Ab inito calculations of CsGeCl3 orthorhombic halide perovskite crystal for potential solar energy applications
摘要
In the current work, a comprehensive first-principles density functional theory (DFT) analysis of the structural, electronic, optical, elastic, and thermal properties of orthorhombic CsGeCl3 using the Perdew–Burke–Ernzerhof (PBE) method, as implemented in the CASTEP module of the Materials Studio package, was carried out to investigate the physical properties of this material. For orthorhombic CsGeCl3, the total and partial density of states (DOS) were calculated and discussed. In addition, the band structure of the material was determined.
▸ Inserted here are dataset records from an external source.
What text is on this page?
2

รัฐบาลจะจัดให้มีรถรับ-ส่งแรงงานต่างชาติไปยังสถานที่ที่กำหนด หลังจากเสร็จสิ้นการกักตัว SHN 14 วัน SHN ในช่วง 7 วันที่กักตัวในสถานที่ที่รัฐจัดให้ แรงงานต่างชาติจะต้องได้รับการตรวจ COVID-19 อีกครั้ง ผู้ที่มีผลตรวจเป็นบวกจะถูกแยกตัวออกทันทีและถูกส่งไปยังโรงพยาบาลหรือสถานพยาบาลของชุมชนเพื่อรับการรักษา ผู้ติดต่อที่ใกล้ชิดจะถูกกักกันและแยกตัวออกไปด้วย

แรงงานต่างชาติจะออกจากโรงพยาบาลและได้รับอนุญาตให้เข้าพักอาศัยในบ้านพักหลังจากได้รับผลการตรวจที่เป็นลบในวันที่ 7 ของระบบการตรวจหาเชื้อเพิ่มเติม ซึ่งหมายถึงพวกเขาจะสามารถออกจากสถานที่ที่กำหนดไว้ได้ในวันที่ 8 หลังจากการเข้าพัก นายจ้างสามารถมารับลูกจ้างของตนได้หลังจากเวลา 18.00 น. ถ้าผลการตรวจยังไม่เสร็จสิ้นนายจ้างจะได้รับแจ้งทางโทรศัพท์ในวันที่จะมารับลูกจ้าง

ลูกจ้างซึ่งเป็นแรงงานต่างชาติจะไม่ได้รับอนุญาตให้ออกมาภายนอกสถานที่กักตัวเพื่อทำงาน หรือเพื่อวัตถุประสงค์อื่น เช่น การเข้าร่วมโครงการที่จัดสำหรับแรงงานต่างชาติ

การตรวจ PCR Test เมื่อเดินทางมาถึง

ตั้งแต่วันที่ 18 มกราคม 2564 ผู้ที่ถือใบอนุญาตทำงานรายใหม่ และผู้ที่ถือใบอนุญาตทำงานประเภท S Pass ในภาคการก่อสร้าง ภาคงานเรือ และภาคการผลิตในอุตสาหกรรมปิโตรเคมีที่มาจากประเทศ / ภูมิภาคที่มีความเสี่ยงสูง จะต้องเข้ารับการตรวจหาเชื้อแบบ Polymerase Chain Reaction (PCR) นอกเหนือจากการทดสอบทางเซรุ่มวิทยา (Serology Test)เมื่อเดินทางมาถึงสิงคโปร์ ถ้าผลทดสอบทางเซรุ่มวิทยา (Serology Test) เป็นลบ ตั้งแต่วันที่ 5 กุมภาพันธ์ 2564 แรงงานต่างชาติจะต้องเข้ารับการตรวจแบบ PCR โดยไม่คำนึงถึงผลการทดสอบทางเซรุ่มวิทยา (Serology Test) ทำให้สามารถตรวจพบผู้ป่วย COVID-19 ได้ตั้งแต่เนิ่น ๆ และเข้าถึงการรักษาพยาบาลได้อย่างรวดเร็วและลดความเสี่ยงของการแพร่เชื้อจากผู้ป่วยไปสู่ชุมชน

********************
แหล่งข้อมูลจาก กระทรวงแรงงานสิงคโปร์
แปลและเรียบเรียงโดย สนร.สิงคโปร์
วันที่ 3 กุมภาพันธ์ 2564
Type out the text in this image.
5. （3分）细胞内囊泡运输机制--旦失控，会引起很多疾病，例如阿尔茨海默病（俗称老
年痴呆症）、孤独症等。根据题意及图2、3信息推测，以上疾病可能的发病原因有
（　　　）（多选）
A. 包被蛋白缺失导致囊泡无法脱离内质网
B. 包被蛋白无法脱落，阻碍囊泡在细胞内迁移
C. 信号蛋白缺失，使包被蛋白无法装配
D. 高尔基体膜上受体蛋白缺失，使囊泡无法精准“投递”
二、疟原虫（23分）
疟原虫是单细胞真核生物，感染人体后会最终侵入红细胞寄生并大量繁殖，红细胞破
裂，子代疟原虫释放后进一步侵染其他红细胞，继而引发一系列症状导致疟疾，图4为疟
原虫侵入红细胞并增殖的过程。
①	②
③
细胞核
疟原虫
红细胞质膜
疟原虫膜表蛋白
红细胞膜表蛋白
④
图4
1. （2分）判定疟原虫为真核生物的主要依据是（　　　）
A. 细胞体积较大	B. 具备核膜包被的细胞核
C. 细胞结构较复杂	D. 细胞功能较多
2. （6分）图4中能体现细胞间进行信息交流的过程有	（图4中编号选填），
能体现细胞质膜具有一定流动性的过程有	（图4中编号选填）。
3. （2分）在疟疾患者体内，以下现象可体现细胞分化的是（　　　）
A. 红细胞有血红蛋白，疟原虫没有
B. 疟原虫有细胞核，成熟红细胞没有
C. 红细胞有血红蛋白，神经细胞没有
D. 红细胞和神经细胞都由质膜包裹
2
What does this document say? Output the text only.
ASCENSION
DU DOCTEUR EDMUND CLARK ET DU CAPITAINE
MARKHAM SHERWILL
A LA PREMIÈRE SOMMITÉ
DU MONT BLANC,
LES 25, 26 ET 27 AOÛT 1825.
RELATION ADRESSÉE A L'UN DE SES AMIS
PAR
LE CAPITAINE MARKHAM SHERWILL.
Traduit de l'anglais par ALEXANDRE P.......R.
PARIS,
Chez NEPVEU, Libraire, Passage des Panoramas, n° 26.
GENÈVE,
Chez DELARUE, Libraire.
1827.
The orthorhombic CsGeCl3 crystal structure exhibited non-magnetic and semimetallic behavior. The refractive indices of this orthorhombic crystal were also theoretically reported for the first time. Furthermore, a complete set of elastic parameters were obtained, including the bulk modulus, Young’s modulus, elastic anisotropy, elastic constants, and elastic compliance constants. The thermal properties of orthorhombic CsGeCl3 were also investigated. The calculated elastic constants and phonon dispersion relations satisfied the orthorhombic stability criteria, confirming the mechanical and dynamical stability of the crystal structure. The calculated values of Young’s modulus, shear modulus, bulk modulus, and Poisson’s ratio were 22.25 GPa, 8.61 GPa, 17.81 GPa, and 0.29, respectively.